Each year, I compile a list of my top 10 favourite actors and actress.  You can look at these lists in the “columns” section of my website if you’d like to know more.  Since 2005, the same two people have been top of these lists – Philip Seymour Hoffman and Laura Linney.  They’re awesome!  Even though they’ve been in a tonne of great movies, The Savages marks the first time they’ve appeared together.

Jon and Wendy Savage are a middle-aged brother and sister.  Jon (Hoffman) is a professor of philosophy living in Buffalo.  Wendy (Linney) is a playwright living in New York City.  Neither of them appears to be very happy.  Their jobs are going nowhere and both are involved in complicated relationships.  Over time, they have slowly drifted apart.

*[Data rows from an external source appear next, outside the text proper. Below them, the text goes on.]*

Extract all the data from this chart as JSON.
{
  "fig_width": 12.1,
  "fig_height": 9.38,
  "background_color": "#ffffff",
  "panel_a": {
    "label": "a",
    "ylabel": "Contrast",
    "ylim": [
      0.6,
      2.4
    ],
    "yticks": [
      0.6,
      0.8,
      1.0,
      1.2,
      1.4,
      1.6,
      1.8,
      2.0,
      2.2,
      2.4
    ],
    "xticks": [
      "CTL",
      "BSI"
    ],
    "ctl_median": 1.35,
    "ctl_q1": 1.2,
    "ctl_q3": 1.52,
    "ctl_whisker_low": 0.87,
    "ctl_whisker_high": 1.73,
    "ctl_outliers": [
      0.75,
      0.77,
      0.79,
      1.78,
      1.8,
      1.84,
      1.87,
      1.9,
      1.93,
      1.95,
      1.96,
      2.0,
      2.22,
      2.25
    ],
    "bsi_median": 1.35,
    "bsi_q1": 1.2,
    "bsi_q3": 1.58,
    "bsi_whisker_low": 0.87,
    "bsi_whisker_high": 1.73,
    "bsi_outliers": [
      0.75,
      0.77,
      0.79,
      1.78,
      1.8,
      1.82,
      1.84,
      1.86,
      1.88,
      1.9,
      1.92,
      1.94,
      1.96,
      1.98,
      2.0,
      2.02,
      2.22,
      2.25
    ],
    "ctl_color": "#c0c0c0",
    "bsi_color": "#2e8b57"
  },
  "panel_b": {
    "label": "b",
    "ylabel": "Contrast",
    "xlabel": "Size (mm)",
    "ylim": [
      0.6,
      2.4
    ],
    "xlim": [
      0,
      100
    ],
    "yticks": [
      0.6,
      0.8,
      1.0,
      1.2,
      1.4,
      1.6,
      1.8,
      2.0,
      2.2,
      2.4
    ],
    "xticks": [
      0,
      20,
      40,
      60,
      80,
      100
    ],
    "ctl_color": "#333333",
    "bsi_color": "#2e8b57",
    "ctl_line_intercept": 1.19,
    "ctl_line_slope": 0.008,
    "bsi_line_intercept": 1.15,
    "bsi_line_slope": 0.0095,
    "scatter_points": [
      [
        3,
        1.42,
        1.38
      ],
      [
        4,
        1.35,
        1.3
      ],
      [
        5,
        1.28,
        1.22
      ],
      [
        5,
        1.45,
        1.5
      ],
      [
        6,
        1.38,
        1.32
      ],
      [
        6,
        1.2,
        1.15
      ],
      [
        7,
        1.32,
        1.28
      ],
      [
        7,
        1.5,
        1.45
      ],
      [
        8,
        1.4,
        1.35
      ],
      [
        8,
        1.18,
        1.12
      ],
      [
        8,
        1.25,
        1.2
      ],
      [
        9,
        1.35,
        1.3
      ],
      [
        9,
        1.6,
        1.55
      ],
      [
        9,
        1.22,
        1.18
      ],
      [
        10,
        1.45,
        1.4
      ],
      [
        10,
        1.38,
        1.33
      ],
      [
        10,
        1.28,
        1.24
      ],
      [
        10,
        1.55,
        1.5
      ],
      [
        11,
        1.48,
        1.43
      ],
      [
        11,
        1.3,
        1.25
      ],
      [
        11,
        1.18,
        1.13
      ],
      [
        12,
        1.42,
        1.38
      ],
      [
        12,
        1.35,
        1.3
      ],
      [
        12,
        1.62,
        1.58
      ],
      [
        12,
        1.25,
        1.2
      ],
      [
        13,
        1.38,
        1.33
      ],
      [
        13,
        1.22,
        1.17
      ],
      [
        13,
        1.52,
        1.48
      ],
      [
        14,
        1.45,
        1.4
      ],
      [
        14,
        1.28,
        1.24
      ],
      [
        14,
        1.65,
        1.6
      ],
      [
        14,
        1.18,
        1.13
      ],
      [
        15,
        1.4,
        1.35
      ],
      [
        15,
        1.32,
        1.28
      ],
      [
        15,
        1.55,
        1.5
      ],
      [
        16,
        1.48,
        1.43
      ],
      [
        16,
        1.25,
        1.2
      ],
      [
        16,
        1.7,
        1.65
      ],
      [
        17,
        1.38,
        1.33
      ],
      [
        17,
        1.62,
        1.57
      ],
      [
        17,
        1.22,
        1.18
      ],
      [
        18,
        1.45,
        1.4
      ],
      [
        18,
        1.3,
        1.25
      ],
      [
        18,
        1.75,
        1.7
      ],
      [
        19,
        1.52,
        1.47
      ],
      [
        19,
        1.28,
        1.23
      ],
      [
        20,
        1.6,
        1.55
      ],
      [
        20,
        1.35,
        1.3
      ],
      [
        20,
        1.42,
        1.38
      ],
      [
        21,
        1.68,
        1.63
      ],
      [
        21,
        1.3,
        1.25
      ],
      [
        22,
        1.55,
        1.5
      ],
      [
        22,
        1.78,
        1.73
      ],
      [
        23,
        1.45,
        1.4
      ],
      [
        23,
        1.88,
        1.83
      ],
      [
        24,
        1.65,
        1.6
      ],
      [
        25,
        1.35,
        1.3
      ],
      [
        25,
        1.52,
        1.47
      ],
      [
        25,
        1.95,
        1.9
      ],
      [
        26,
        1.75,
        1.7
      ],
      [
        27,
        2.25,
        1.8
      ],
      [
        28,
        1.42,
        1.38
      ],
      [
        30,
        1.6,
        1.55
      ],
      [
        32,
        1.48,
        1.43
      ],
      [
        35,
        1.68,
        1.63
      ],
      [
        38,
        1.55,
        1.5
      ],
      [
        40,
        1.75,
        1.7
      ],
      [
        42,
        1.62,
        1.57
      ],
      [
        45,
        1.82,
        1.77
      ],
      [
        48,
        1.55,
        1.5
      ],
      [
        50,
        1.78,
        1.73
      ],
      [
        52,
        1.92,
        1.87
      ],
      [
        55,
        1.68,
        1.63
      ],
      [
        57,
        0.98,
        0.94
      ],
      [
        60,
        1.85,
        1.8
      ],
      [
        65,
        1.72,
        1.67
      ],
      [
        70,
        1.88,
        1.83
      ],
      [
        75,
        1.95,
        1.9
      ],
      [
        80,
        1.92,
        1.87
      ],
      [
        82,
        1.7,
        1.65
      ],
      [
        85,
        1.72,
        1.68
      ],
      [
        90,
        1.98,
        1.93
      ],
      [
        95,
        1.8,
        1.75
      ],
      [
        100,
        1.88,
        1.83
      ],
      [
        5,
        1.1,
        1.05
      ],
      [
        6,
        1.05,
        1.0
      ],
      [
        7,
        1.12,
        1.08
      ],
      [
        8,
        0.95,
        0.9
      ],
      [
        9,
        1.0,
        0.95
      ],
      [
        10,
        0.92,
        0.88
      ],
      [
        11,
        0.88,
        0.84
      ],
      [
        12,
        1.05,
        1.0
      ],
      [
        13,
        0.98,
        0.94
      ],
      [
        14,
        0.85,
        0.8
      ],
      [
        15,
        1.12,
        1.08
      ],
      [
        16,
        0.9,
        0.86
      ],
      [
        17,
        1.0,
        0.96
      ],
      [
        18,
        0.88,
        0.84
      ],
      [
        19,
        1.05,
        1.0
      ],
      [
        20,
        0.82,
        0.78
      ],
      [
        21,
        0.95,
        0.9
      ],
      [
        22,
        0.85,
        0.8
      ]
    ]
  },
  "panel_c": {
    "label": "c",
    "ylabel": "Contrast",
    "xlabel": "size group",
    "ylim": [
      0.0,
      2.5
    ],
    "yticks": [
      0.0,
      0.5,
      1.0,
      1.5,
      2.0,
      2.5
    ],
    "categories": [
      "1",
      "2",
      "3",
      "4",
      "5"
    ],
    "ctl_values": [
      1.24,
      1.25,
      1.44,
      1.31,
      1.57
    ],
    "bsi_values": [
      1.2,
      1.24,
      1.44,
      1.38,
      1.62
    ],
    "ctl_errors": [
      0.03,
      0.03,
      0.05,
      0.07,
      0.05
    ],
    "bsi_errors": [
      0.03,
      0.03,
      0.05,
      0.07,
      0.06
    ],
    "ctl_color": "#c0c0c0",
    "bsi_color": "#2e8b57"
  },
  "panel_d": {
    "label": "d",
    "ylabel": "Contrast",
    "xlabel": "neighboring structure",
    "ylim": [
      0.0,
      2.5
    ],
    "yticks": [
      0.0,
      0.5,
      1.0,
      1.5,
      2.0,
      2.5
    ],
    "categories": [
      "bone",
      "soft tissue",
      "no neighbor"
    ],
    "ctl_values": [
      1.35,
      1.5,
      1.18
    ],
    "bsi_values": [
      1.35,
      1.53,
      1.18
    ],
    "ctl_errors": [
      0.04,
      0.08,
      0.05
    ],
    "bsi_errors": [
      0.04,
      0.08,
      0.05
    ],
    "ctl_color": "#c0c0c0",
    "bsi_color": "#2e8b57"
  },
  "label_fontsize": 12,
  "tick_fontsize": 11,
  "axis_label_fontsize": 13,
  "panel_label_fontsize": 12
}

Their regular lives are put on hold when they learn their elderly father, Lenny (Bosco), needs help.  He is suffering from dementia and has found himself with nowhere to live.  Jon and Wendy have never been close to their dad and aren’t particularly enthusiastic about the situation they now find themselves in.  They’ve got better things to do.

It’s a depressing subject matter but one that many people will be able to relate to – to have to care and look after a dying parent.  Jon and Wendy have trouble finding a decent nursing home that has places available and which is also affordable.  They also have to ask their father difficult questions such as whether he wants to be buried or cremated.

These events stir deep-seeded emotions in both Jon and Wendy.  Having spent years trying to distance themselves, they now find themselves drawn back into the “family”.  They will be forced to confront issues that they have long suppressed.

It’s heavy going at times but there are also a lot of funny scenes in The Savages.  Jon and Wendy are quirky characters and it’s no surprise that Hoffman and Linney were attracted to the role.  At times, you’ll laugh at them.  At other times, you’ll sympathise with them.  Writer-director Tamara Jenkins deserves credit for her script.  It earned her an Academy Award nomination earlier this year for best original screenplay (losing out to Juno).  Linney also picked up a nomination for best actress.

The title is a little misleading (it makes the movie sound like a cheap thriller) but I can assure you that this a quality film that comes highly recommended.